Brasov is 167 kilometres from Bucharest. Unfortunately, because there is no motorway, it takes even the most lunatic of drivers two and a half hours to make the trip. On holidays and during weekends in high summer or the ski season, it can take more than four hours.
At busy times the train is a better bet: the fastest (InterCity) services now take just under two and a half hours. Trains to Brasov from Bucharest leave Gara de Nord roughly every two hours. The full timetable is online here.
Fortunately, Brasov’s railway station is only partly the usual Eastern European shambles. While it offers all your favourite features, such as drunks, tramps, thieves (if your mobile phone gets stolen in Brasov you can buy it back here) and damp, dingy underpasses, it could (and once was) a lot worse. In the main hall you will find two ATMs, a Relay press store and even a chemist.

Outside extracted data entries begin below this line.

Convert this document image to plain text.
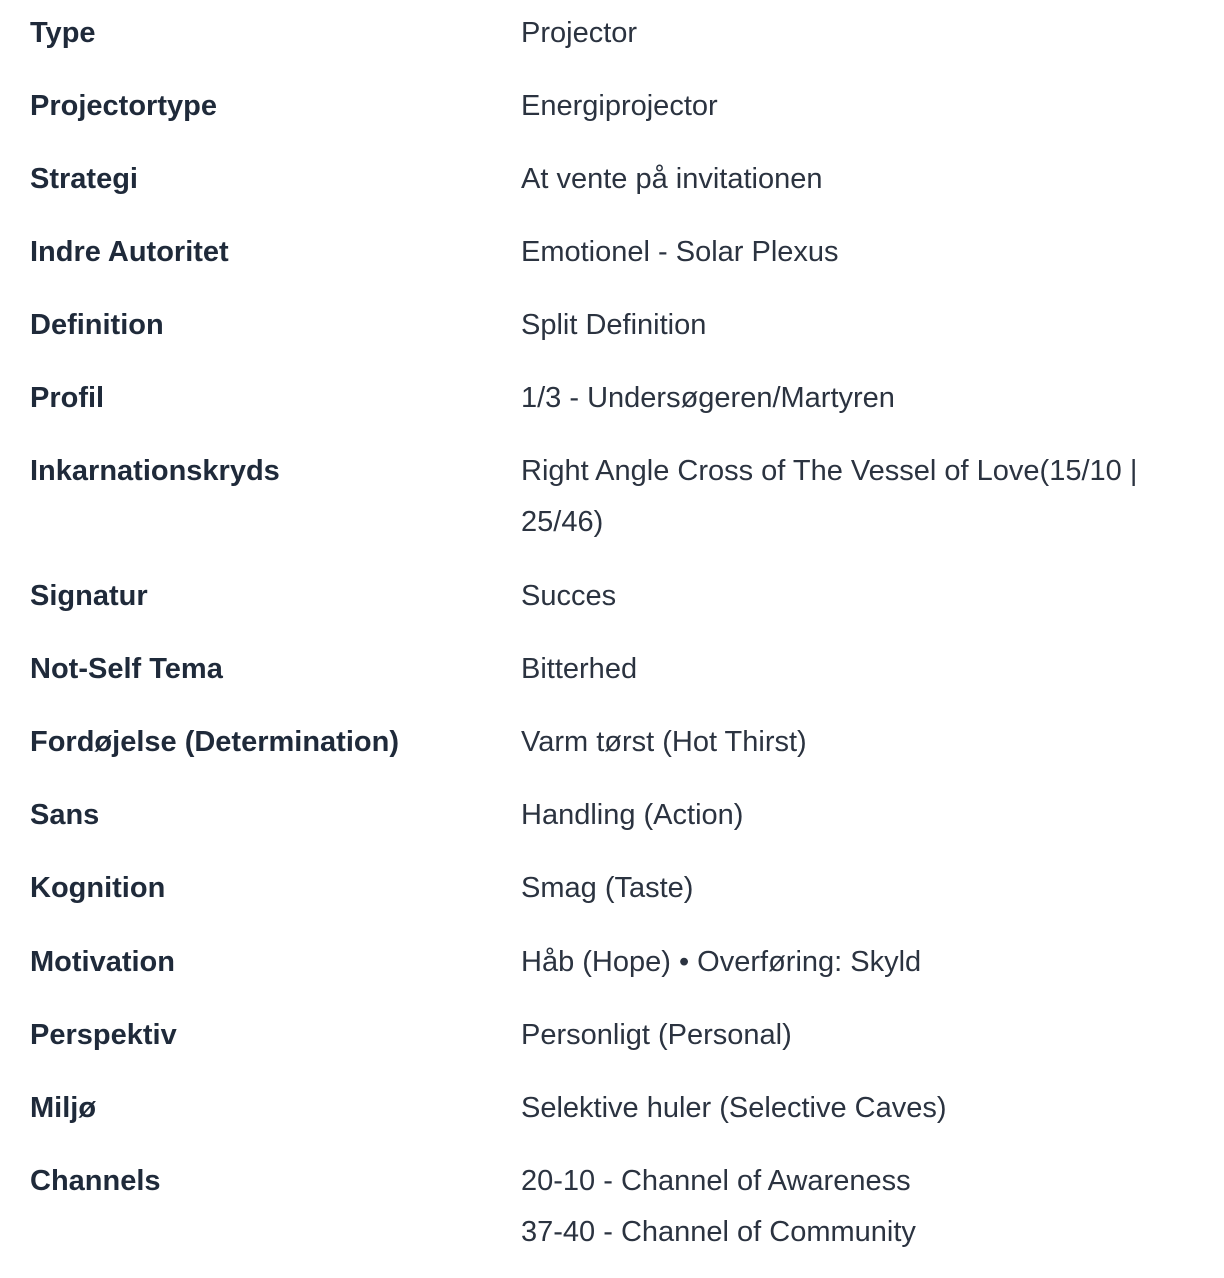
Type	Projector
Projectortype	Energiprojector
Strategi	At vente på invitationen
Indre Autoritet	Emotionel - Solar Plexus
Definition	Split Definition
Profil	1/3 - Undersøgeren/Martyren
Inkarnationskryds	Right Angle Cross of The Vessel of Love(15/10 |
25/46)
Signatur	Succes
Not-Self Tema	Bitterhed
Fordøjelse (Determination)	Varm tørst (Hot Thirst)
Sans	Handling (Action)
Kognition	Smag (Taste)
Motivation	Håb (Hope) • Overføring: Skyld
Perspektiv	Personligt (Personal)
Miljø	Selektive huler (Selective Caves)
Channels	20-10 - Channel of Awareness
37-40 - Channel of Community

There’s only one exit, which deposits you outside in a big and well organised car park, where taxis and buses await. There are now few taxi sharks in Brasov: most of those who wait at the station are honest, and will take you into the city centre for around 8 lei. Just make sure the taxi displays the name, logo and phone number of a trusted Brasov taxi company, such as Martax or Bratax.
Cheapskates and lovers of old, crowded buses can take bus No. 4 into the city centre: buy tickets (2 lei each) from the RAT kiosk or vending machine next to the bus stops. No. 4 leaves from platform three. It takes around 10 minutes to get to Livada Postei, the main bus stop in the city centre.
It’s from here that you will take No. 20 if you are heading up to Poiana Brasov.